Esas No: 2020/4903
Karar No: 2020/5263
Karar Tarihi: 23.11.2020
Danıştay 10. Daire 2020/4903 Esas 2020/5263 Karar Sayılı İlamı
T.C.
D A N I Ş T A Y
ONUNCU DAİRE
Esas No : 2020/4903
Karar No : 2020/5263
DAVACI : …
DAVALI : … Bakanlığı
DAVANIN_ÖZETİ : Davacı tarafından, Sosyal Güvenlik Kurumu Başkanlığının 2016/20 sayılı Genelgesinin 4.2 maddesinde 01/10/2008 tarihinden önce Bağ-Kur isteğe bağlı sigorta kaydı bulunanlar için belirlenen haktan, anılan tarihten önce SSK isteğe bağlı sigorta kaydı bulunanların yararlandırılmamasının anayasal eşitlik ilkesine aykırı olduğu ileri sürülerek, SSK isteğe bağlı sigorta kaydı bulunanlara da aynı hakkın tanınması isteminde bulunulmaktadır.
DANIŞTAY TETKİK HAKİMİ : …
DÜŞÜNCESİ : 2577 sayılı İdari Yargılama Usulü Kanunu'nun 3. maddesine uygun olmayan dava dilekçesinin reddedilmesi gerektiği düşünülmektedir.
TÜRK MİLLETİ ADINA
Karar veren Danıştay Onuncu Dairesince, 2577 sayılı İdari Yargılama Usulü Kanunu'nun 14. maddesi uyarınca hazırlanan Tetkik Hakiminin raporu ve sözlü açıklamaları dinlenildikten sonra gereği görüşüldü:
Anayasa'nın 125. maddesinin 1. fıkrasında, idarenin her türlü eylem ve işlemlerine karşı yargı yolunun açık olduğu hükmü; 4. fıkrasında, yargı yetkisinin, idari eylem ve işlemlerin hukuka uygunluğunun denetimi ile sınırlı olup, hiçbir surette yerindelik denetimi şeklinde kullanılamayacağı, yürütme görevinin kanunlarda gösterilen şekil ve esaslara uygun olarak yerine getirilmesini kısıtlayacak, idari eylem ve işlem niteliğinde veya takdir yetkisini kaldıracak biçimde yargı kararı verilemeyeceği hükmü yer almaktadır. 2577 sayılı İdari Yargılama Usulü Kanunu'nun 2. maddesinin 2. fıkrasında da idari yargı yetkisinin, idari eylem ve işlemlerin hukuka uygunluğunun denetimi ile sınırlı olduğu; idari mahkemelerin yerindelik denetimi yapamayacakları, yürütme görevinin kanunlarda ve Cumhurbaşkanlığı Kararnamelerinde gösterilen şekil ve esaslara uygun olarak yerine getirilmesini kısıtlayacak, idari eylem ve işlem niteliğinde veya idarenin takdir yetkisini kaldıracak biçimde yargı kararı veremeyecekleri hükümlerine yer verilmiştir.
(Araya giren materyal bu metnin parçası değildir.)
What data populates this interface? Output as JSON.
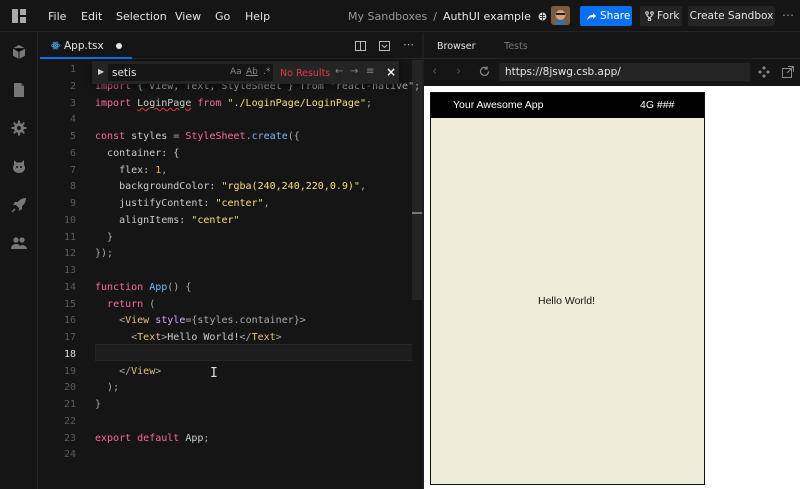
{
  "menu": {
    "file": "File",
    "edit": "Edit",
    "selection": "Selection",
    "view": "View",
    "go": "Go",
    "help": "Help"
  },
  "breadcrumb": {
    "parent": "My Sandboxes",
    "separator": "/",
    "project": "AuthUI example"
  },
  "toolbar": {
    "share_label": "Share",
    "fork_label": "Fork",
    "create_label": "Create Sandbox"
  },
  "editor": {
    "tab_label": "App.tsx",
    "line_numbers": [
      "1",
      "2",
      "3",
      "4",
      "5",
      "6",
      "7",
      "8",
      "9",
      "10",
      "11",
      "12",
      "13",
      "14",
      "15",
      "16",
      "17",
      "18",
      "19",
      "20",
      "21",
      "22",
      "23",
      "24"
    ],
    "active_line": "18"
  },
  "find": {
    "query": "setis",
    "status": "No Results",
    "opt_case": "Aa",
    "opt_word": "Ab",
    "opt_regex": ".*"
  },
  "code": {
    "l1_import": "import",
    "l1_rest": " { View, Text, StyleSheet } from \"react-native\";",
    "l3_import": "import",
    "l3_name": "LoginPage",
    "l3_from": "from",
    "l3_str": "\"./LoginPage/LoginPage\"",
    "l3_end": ";",
    "l5_const": "const",
    "l5_name": "styles",
    "l5_eq": "=",
    "l5_obj": "StyleSheet",
    "l5_method": "create",
    "l5_end": "({",
    "l6": "container: {",
    "l7_prop": "flex:",
    "l7_val": "1",
    "l7_end": ",",
    "l8_prop": "backgroundColor:",
    "l8_val": "\"rgba(240,240,220,0.9)\"",
    "l8_end": ",",
    "l9_prop": "justifyContent:",
    "l9_val": "\"center\"",
    "l9_end": ",",
    "l10_prop": "alignItems:",
    "l10_val": "\"center\"",
    "l11": "}",
    "l12": "});",
    "l14_kw": "function",
    "l14_name": "App",
    "l14_end": "() {",
    "l15_kw": "return",
    "l15_end": "(",
    "l16_open": "<",
    "l16_tag": "View",
    "l16_attr": "style",
    "l16_val": "={styles.container}",
    "l16_close": ">",
    "l17_open": "<",
    "l17_tag": "Text",
    "l17_close": ">",
    "l17_text": "Hello World!",
    "l17_end_open": "</",
    "l17_end_tag": "Text",
    "l17_end_close": ">",
    "l19_open": "</",
    "l19_tag": "View",
    "l19_close": ">",
    "l20": ");",
    "l21": "}",
    "l23_export": "export",
    "l23_default": "default",
    "l23_name": "App",
    "l23_end": ";"
  },
  "preview": {
    "tab_browser": "Browser",
    "tab_tests": "Tests",
    "url": "https://8jswg.csb.app/",
    "app_title": "Your Awesome App",
    "signal": "4G  ###",
    "body_text": "Hello World!"
  },
  "colors": {
    "accent": "#0971f1",
    "app_background": "#efecda",
    "error": "#e63946"
  },
  "icons": {
    "logo": "codesandbox-logo-icon",
    "explorer": "cube-icon",
    "files": "file-icon",
    "settings": "gear-icon",
    "github": "github-icon",
    "deploy": "rocket-icon",
    "team": "users-icon"
  }
}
2577 sayılı İdari Yargılama Usulü Kanunu'nun 3. maddesinde; idari davaların, Danıştay, idare mahkemesi ve vergi mahkemesi başkanlıklarına hitaben yazılmış imzalı dilekçelerle açılacağı; dilekçelerde; tarafların ve varsa vekillerinin veya temsilcilerinin ad ve soyadları veya unvanları ve adresleri ile gerçek kişilere ait Türkiye Cumhuriyeti kimlik numarasının, davanın konusu ve sebepleri ile dayandığı delillerin, davaya konu olan idari işlemin yazılı bildirim tarihinin gösterileceği; ayrıca dava konusu kararın ve belgelerin asılları veya örneklerinin dava dilekçesine ekleneceği, dilekçeler ile bunlara ekli evrakın örneklerinin karşı taraf sayısından bir fazla olacağı, hususları düzenlenmiştir.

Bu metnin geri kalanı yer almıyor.